In den letzten Jahren haben sich die Fundamentaldaten vieler aufstrebender Volkswirtschaften deutlich verbessert. Die Verbesserung der Leistungsbilanzen, der Anstieg der Devisenreserven und die Beibehaltung einer vorsichtigen Geldpolitik unterstützen die makroökonomische Stabilität. Rohstoffexporteure profitieren insbesondere von robusten Handelsbedingungen, während einige Technologie- und Energieexporteure in Asien weiterhin zentrale Treiber des Wachstums bleiben.
Darüber hinaus bleibt das globale Umfeld grundsätzlich attraktiv für Kapitalströme in aufstrebende Märkte: Ein moderat schwächerer US-Dollar und die Aussicht auf stabile oder leicht sinkende US-Zinsen stützen sowohl Anleihen als auch Aktien.
Allerdings haben sich geopolitische Risiken verstärkt: Die Konflikte im Nahen Osten und die Volatilität der Kapitalströme erhöhen die Wahrscheinlichkeit plötzlicher Markbewegungen.
Von Brasilien bis Südafrika: Welche Länder bieten derzeit Gelegenheiten für aufstrebende Anleihen?
Auf dem Hintergrund eines potenziell schwächeren US-Dollars und stabiler oder leicht sinkender US-Zinsen könnten aufstrebende Marktanleihen im Jahr 2026 weiterhin die Anleihen der entwickelten Märkte übertreffen. Die Chancen sind jedoch nicht überall gleich: Die Inlandswährungsschuld bietet das stärkste Aufwärts-potenzial, kombiniert mit hohen realen Renditen (300–500 Basispunkte) und unterbewerteten Währungen (BRL, MXN, ZAR). In einigen Märkten erlaubt die Inflationskontrolle den Zentralbanken Spielraum für moderate Zinssenkungen.
Außenverbindlichkeiten werden stärker durch Carry getragen, mit selektiver Wertung bei Hochzins-Staatsanleihen, bei denen die Spreads das Ausfallrisiko weiterhin überbewerten.
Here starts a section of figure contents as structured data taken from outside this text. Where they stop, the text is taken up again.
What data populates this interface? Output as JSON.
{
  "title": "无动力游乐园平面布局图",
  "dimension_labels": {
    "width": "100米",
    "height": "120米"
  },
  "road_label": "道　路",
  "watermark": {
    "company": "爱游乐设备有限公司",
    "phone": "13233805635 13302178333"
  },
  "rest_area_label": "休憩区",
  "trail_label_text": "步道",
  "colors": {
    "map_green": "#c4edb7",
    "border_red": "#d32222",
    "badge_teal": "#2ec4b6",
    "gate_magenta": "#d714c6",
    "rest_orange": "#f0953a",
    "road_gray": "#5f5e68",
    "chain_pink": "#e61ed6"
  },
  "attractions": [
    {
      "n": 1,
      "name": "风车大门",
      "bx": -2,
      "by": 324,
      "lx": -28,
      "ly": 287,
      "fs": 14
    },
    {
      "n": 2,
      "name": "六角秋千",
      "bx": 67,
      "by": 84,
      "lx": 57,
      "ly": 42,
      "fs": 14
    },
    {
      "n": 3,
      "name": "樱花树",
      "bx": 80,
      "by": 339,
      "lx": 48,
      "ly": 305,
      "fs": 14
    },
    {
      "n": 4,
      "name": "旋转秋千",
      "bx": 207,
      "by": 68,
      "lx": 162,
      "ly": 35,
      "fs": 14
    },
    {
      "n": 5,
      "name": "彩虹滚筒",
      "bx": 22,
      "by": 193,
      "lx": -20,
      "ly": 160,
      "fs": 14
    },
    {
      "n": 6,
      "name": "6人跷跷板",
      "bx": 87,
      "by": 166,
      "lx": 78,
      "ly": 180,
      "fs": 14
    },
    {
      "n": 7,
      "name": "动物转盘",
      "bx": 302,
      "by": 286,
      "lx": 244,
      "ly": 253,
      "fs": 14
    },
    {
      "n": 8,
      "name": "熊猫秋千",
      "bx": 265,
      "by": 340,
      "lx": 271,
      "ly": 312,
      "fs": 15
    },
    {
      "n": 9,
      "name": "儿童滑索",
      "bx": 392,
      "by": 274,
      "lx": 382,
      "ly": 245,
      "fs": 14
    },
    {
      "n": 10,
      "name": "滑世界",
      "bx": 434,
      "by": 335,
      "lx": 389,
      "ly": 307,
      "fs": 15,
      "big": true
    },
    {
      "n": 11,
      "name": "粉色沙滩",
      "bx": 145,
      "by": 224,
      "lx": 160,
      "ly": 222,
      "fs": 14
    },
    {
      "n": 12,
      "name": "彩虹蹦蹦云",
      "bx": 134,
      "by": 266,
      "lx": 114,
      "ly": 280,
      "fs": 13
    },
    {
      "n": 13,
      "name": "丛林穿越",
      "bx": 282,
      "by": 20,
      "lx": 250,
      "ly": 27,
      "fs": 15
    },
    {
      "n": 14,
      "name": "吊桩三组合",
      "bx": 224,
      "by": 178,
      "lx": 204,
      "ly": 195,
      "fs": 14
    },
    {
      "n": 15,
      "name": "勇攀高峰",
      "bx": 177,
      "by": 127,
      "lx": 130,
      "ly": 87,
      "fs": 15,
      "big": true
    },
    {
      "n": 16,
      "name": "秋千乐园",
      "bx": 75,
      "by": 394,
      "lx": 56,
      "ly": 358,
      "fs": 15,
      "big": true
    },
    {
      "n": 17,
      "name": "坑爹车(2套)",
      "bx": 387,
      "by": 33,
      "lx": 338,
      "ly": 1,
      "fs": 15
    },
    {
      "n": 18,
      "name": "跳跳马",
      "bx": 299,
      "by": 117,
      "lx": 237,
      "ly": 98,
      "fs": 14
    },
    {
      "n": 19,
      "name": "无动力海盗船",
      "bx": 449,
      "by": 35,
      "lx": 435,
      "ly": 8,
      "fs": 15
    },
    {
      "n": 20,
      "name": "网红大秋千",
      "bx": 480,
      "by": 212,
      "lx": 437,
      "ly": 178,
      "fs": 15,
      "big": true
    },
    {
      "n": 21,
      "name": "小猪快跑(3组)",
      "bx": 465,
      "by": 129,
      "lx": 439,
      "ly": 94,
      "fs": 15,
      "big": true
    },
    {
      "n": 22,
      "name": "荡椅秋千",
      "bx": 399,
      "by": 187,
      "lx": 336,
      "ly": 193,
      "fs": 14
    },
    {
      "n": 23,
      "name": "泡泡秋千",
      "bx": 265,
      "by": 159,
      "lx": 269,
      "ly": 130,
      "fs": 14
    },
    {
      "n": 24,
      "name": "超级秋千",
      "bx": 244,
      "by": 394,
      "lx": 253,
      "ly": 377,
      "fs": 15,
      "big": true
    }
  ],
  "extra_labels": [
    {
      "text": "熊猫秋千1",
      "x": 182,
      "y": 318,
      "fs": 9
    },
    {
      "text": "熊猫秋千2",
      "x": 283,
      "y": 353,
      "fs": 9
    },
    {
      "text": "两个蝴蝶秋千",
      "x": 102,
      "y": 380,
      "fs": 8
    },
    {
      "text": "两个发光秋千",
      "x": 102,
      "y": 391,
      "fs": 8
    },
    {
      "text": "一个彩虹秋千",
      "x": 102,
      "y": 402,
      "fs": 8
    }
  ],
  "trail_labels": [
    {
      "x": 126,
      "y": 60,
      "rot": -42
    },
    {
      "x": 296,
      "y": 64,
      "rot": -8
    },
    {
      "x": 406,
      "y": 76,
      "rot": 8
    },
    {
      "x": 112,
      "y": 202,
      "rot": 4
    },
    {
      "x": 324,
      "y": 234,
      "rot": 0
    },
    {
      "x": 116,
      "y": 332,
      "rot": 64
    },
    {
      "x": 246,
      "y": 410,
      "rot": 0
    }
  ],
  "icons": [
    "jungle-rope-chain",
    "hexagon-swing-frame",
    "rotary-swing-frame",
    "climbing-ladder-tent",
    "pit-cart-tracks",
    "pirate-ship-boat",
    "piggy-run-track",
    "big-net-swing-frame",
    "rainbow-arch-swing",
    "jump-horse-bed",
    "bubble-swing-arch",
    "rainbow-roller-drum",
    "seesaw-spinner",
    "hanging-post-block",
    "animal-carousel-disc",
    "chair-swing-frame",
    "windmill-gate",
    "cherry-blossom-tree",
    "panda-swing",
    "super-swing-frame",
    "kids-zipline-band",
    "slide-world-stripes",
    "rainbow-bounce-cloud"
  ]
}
Zu den besonders interessanten Möglichkeiten zählen die heimischen Märkte Lateinamerikas und südafrikanische Zinssätze sowie einige Emittenten der Außenverschuldung der Frontier-Märkte wie Argentinien und Ecuador.
Währungen unter Druck: Vorsicht ist geboten
Zu den wichtigsten Abwärtsrisiken gehört eine erneute Beschleunigung der US-Inflation und eine vorsichtige Geldpolitik der Fed, die den US-Dollar stärkt und die globale Liquidität verengt. Geopolitische Spannungen und die Volatilität der Kapitalströme erhöhen zudem die Unsicherheit an den Märkten.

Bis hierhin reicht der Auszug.